Like many artists, I feel uncomfortable selling my work,
because any amount I charge seems at once too much and too little: too much,
because it is sacred to me and I desire to give it without condition; too
little because to put a price on the sacred devalues it, turning the infinite
into something finite. Many of us prefer to offer our work as a gift, and that
means contributing to publications that operate on gift principles themselves
(if their main goal is profit, then we feel taken advantage of). Reality
Sandwich is a website in which the spirit of the gift is blossoming. It is
about launching (or, to be more modest, helping to accelerate) a social
movement. They call it the "Evolver social movement," but of course it extends
far beyond this site. Ken, Daniel, Jonathan et al have merely named it, yet
names can be a powerful way to crystallize attention, to bring what was
unconscious into consciousness.
Part of the shift in human consciousness that is underway
today is a transition to a different kind of economy, an economy that applies
the principles of the gift to a modern technological environment. I am writing
a book, Sacred Economics, to create a vision and a vocabulary to speed
this transition. Yet writing about economics, I feel totally at home at a
website that also includes articles on ayahuasca, crop circles, the prison
system, dream psychology, and so on. To me the link is clear: all of these
topics are like gift mentality in contributing to a reversal of the ideology of
Separation, and the corresponding sense-of-self that has increasingly dominated
our civilization for thousands of years. For the discrete-and-separate self,
inhabiting an objective universe, more for you is less for me. This is the self
of usury. In a gift society, that maxim is no longer true; instead, more for
you is more for me, because I know that if you have more than you need,
you will give the surplus to someone who needs it. In this very simple way, we
become connected; I wish for your good as you wish for mine, and do unto you as
I would have you do unto me. Foretold thousands of years ago, the Golden Rule
is the truth of the coming age.
Today we are transitioning into a time that realizes the
truth of the connected self, in which not only my well-being, but my very
existence, my very being-ness, depends on the well-being and indeed the
existence of all other beings on the planet. I am merely describing the
economic dimension of the truth of interbeingness. That same truth is also what
moves us to compassion for prisoners; it can be experienced directly in
psychedelic states; it manifests in the eerie connections between the crop
circles and our own minds. To move fully to a gift model would bring the form
of this website into alignment with its content.

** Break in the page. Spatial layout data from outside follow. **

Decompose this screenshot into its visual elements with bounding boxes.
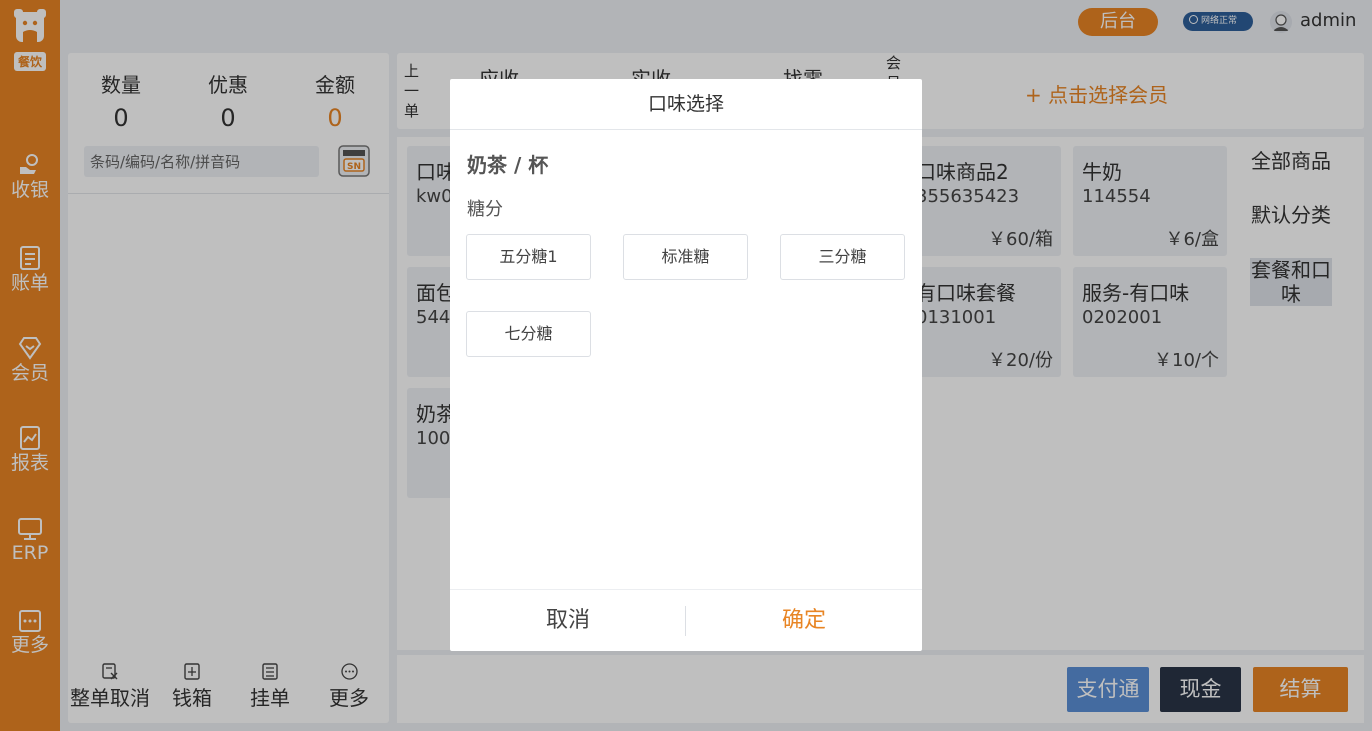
flavor-option[interactable]: 三分糖: [780, 234, 905, 280]
dialog-footer: 取消 确定: [450, 589, 922, 651]
dialog-product-name: 奶茶 / 杯: [467, 153, 549, 177]
flavor-group-label: 糖分: [467, 199, 503, 220]
flavor-select-dialog: 口味选择 奶茶 / 杯 糖分 五分糖1 标准糖 三分糖 七分糖 取消 确定: [450, 79, 922, 651]
confirm-button[interactable]: 确定: [686, 590, 922, 652]
cancel-button[interactable]: 取消: [450, 590, 686, 652]
flavor-option[interactable]: 七分糖: [466, 311, 591, 357]
flavor-option[interactable]: 标准糖: [623, 234, 748, 280]
dialog-title: 口味选择: [450, 79, 922, 130]
flavor-option[interactable]: 五分糖1: [466, 234, 591, 280]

The common thread that ties this website together is the
feeling that we are awakening to a much more wonderful world, something
magical, something mind-blowing. We want our minds to be blown because we are
done with the Age of Separation and the small, isolated self that inhabits it.
It is time for this social movement to begin in earnest.
Let us hope and hold for this website that it let go of any
residual, unconscious motivations of profiting from the readers, which is the
old media model, and open up fully to the spirit of the gift. It is happening —
it must happen, for there is really no other way. And let us hope and
hold that its readers respond in kind, with generosity and forgiveness, and
take Reality Sandwich another step forward as a cocreated, gift-based catalyst
for the evolution of human beingness.